The CFPB’s recent announcement that it was overhauling the payday lending rule is the latest example of that transformation. Better Markets recently detailed how the CFPB’s proposal would create a debtors’ prison without bars for millions of Americans who were trapped in an endless cycle of payday loans that they could not repay.
That’s because, as the CFPB admitted, two-thirds of payday lender customers could not afford to repay the loan when they received it.
Thus, as the CFPB also admitted, if the “ability to repay” test was not eliminated as it is proposing, then nine out of every 10 payday loan storefronts would shut down. In other words, the CFPB is protecting financial predators, not victimized consumers.
Making all that worse, however, are the recent explosive revelations that the CFPB process that lead to that proposal was allegedly corrupted by concealed industry influence and CFPB lies, as detailed by two recent exposes.
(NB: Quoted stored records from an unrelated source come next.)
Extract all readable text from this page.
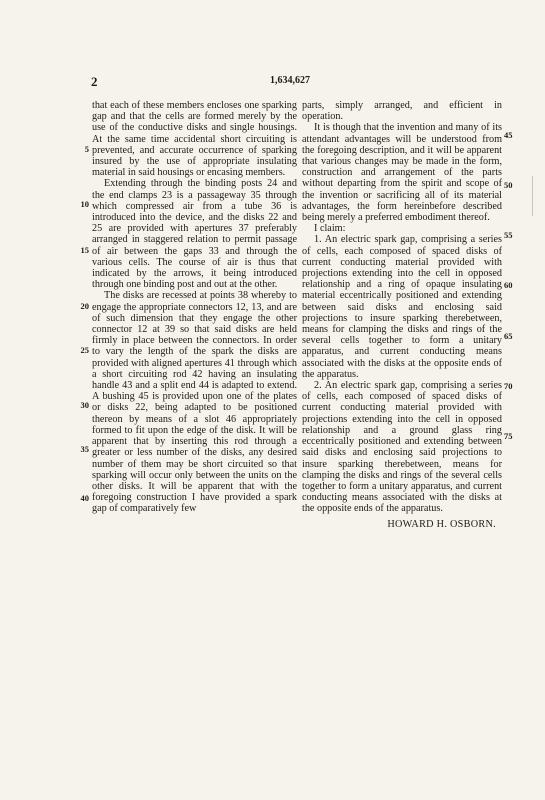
2	1,634,627
5
10
15
20
25
30
35
40
45
50
55
60
65
70
75

that each of these members encloses one sparking gap and that the cells are formed merely by the use of the conductive disks and single housings. At the same time accidental short circuiting is prevented, and accurate occurrence of sparking insured by the use of appropriate insulating material in said housings or encasing members.

Extending through the binding posts 24 and the end clamps 23 is a passageway 35 through which compressed air from a tube 36 is introduced into the device, and the disks 22 and 25 are provided with apertures 37 preferably arranged in staggered relation to permit passage of air between the gaps 33 and through the various cells. The course of air is thus that indicated by the arrows, it being introduced through one binding post and out at the other.

The disks are recessed at points 38 whereby to engage the appropriate connectors 12, 13, and are of such dimension that they engage the other connector 12 at 39 so that said disks are held firmly in place between the connectors. In order to vary the length of the spark the disks are provided with aligned apertures 41 through which a short circuiting rod 42 having an insulating handle 43 and a split end 44 is adapted to extend. A bushing 45 is provided upon one of the plates or disks 22, being adapted to be positioned thereon by means of a slot 46 appropriately formed to fit upon the edge of the disk. It will be apparent that by inserting this rod through a greater or less number of the disks, any desired number of them may be short circuited so that sparking will occur only between the units on the other disks. It will be apparent that with the foregoing construction I have provided a spark gap of comparatively few

parts, simply arranged, and efficient in operation.

It is though that the invention and many of its attendant advantages will be understood from the foregoing description, and it will be apparent that various changes may be made in the form, construction and arrangement of the parts without departing from the spirit and scope of the invention or sacrificing all of its material advantages, the form hereinbefore described being merely a preferred embodiment thereof.

I claim:

1. An electric spark gap, comprising a series of cells, each composed of spaced disks of current conducting material provided with projections extending into the cell in opposed relationship and a ring of opaque insulating material eccentrically positioned and extending between said disks and enclosing said projections to insure sparking therebetween, means for clamping the disks and rings of the several cells together to form a unitary apparatus, and current conducting means associated with the disks at the opposite ends of the apparatus.

2. An electric spark gap, comprising a series of cells, each composed of spaced disks of current conducting material provided with projections extending into the cell in opposed relationship and a ground glass ring eccentrically positioned and extending between said disks and enclosing said projections to insure sparking therebetween, means for clamping the disks and rings of the several cells together to form a unitary apparatus, and current conducting means associated with the disks at the opposite ends of the apparatus.

HOWARD H. OSBORN.
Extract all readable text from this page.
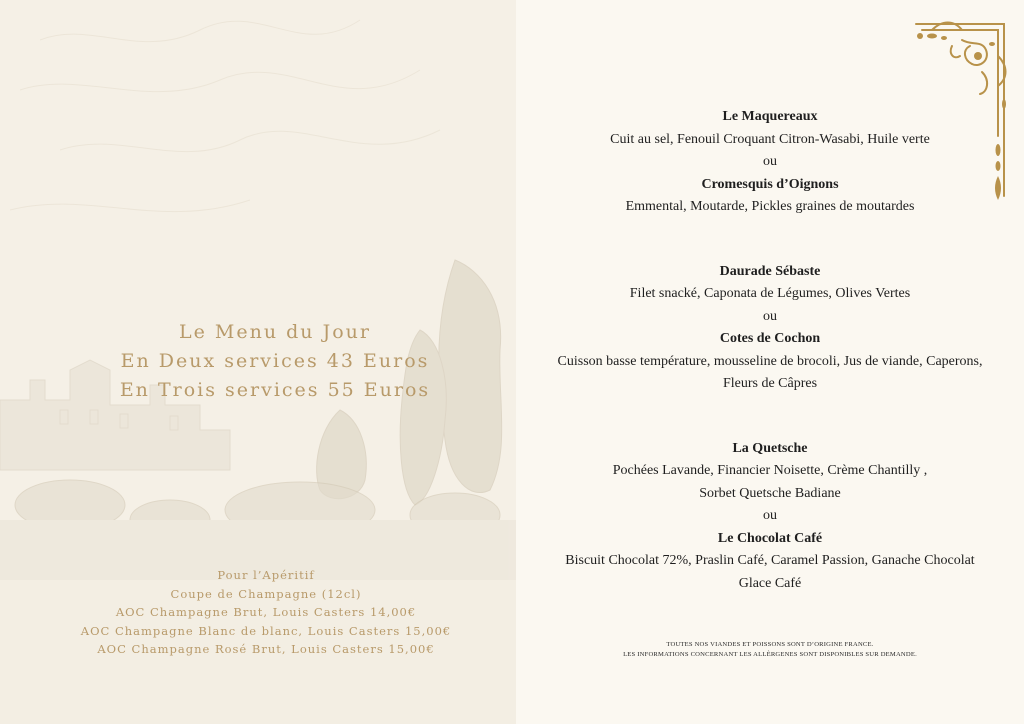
Le Menu du Jour
En Deux services 43 Euros
En Trois services 55 Euros
Pour l’Apéritif
Coupe de Champagne (12cl)
AOC Champagne Brut, Louis Casters 14,00€
AOC Champagne Blanc de blanc, Louis Casters 15,00€
AOC Champagne Rosé Brut, Louis Casters 15,00€
Le Maquereaux
Cuit au sel, Fenouil Croquant Citron-Wasabi, Huile verte
ou
Cromesquis d’Oignons
Emmental, Moutarde, Pickles graines de moutardes
Daurade Sébaste
Filet snacké, Caponata de Légumes, Olives Vertes
ou
Cotes de Cochon
Cuisson basse température, mousseline de brocoli, Jus de viande, Caperons,
Fleurs de Câpres
La Quetsche
Pochées Lavande, Financier Noisette, Crème Chantilly ,
Sorbet Quetsche Badiane
ou
Le Chocolat Café
Biscuit Chocolat 72%, Praslin Café, Caramel Passion, Ganache Chocolat
Glace Café
TOUTES NOS VIANDES ET POISSONS SONT D’ORIGINE FRANCE.
LES INFORMATIONS CONCERNANT LES ALLÈRGENES SONT DISPONIBLES SUR DEMANDE.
The stories allege that the payday loan industry secretly influenced the CFPB both in undisclosed meetings that the CFPB lied about and by concealing industry funding of and influence over supposedly independent academic research, which was submitted to the CFPB in connection with their proposal to gut the rule.
First, The Washington Post’s Renae Merle wrote a devastating examination that revealed the head of the Short-Term Loan Bar Association, Hilary Miller, hand-picked a university professor in Georgia to write a paper rebutting a key criticism of the industry: that borrowers are harmed by taking out repeated loans.
According to Merle, the payday lending industry provided funding for the paper and the specific data sets the professor analyzed.